Usually Tomcat is really simple to handle – download, extract, start and forget about it. If you need multiple instances of Tomcat on the same machine for performance reasons (if i.e. the database or the file system is the bottleneck) then you usually simply copy the extracted tree, modify some config (server.xml to have different HTTP ports), start it and forget it.

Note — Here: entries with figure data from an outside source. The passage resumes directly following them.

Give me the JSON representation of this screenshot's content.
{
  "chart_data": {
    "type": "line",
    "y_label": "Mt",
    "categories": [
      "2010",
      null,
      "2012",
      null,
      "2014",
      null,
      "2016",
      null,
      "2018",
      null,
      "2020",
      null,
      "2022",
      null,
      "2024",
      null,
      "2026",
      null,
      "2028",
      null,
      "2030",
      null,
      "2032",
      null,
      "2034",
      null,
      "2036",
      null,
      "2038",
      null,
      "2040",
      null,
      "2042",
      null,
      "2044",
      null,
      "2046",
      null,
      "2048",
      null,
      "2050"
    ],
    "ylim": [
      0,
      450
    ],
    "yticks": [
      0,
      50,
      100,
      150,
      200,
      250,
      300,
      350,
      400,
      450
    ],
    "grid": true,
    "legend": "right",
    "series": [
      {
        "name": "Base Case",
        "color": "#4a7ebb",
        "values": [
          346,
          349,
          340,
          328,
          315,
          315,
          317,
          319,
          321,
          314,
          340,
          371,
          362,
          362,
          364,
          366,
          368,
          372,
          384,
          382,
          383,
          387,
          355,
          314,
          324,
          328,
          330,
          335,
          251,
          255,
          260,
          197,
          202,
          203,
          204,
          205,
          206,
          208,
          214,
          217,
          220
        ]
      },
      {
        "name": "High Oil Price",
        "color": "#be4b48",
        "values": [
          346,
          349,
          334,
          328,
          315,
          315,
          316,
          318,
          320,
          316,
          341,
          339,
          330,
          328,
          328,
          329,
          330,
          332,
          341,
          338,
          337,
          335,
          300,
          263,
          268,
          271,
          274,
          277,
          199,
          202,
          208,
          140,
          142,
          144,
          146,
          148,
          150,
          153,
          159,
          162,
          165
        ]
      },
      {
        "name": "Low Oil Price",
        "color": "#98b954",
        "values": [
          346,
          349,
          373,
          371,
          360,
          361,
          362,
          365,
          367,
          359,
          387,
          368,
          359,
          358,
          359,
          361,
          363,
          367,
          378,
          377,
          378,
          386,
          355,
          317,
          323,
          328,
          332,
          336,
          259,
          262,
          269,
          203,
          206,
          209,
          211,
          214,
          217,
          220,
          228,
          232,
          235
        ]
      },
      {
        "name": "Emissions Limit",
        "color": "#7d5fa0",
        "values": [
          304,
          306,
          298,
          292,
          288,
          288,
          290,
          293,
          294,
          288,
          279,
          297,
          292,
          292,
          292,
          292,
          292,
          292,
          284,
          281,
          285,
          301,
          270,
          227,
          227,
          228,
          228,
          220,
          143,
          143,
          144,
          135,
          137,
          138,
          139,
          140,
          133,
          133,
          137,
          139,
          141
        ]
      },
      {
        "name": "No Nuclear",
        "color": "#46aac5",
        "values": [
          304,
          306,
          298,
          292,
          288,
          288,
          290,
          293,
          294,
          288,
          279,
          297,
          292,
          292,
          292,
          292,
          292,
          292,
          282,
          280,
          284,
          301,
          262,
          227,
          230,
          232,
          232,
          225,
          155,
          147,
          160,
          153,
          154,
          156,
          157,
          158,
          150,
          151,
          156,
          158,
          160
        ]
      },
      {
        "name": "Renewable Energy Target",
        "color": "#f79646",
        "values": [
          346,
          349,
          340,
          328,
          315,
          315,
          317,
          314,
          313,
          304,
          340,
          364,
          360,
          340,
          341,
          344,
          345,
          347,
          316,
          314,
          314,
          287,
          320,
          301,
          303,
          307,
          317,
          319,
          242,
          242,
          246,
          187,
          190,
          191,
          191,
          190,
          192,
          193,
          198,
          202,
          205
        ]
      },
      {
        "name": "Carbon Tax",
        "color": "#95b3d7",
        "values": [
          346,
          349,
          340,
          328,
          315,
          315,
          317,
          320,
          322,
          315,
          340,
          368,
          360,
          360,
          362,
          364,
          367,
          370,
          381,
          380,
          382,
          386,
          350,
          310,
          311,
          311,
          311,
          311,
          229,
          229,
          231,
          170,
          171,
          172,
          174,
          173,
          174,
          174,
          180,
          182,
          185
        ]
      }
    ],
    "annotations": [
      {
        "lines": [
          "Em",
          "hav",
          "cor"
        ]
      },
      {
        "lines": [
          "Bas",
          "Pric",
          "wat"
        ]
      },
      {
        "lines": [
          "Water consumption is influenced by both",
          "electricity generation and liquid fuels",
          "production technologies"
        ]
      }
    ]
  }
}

However if you want to rely on the standard rpm (“yum install tomcat5″) this approach does not work very well – the rpm install distributes the tomcat files across the file system. Some parts are in /usr/share, some in /etc/ and the logs are of course in /var/log/. So how do you modify this system to be able to run multiple instances and also benefit from updates that Redhat releases? (And btw, this guide should also apply for other systems, i.e. Ubuntu or CentOS.)
Here is how to do it:
- Copy the config files from /etc/tomcat5 to this folder: /etc/tomcat5.1
- Modify the /etc/tomcat5.1/server.xml to have unique ports
- Create a log directory: /var/log/tomcat5.1 and make sure the group is set to tomcat
- Create cache directories /var/cache/tomcat5.1/temp and /var/cache/tomcat5.1/work and make sure the group is set to tomcat
- Create a copy of the /usr/share/tomcat5 directory as /usr/share/tomcat5.1 and modify the symlinks in there to point to the newly created folders (conf, logs, temp, work) and remove the bin/ directory and symlink it to /usr/share/tomcat5/bin
- Copy /etc/sysconfig/tomcat5 as /etc/sysconfig/tomcat5.1 and replace all instances of “tomcat5″ with “tomcat5.1″ within that file
- Copy the /etc/init.d/tomcat5 as /etc/init.d/tomcat5.1 and replace all instances of “/tomcat5″ with “/tomcat5.1″ within that file
Once these steps are executed you can start the new instance using “service tomcat5.1 start”. This works for any number of instances and will share the Web apps as well (so no multiple deployments needed) and should improve performance if you use Apache + mod_jk in front of Tomcat.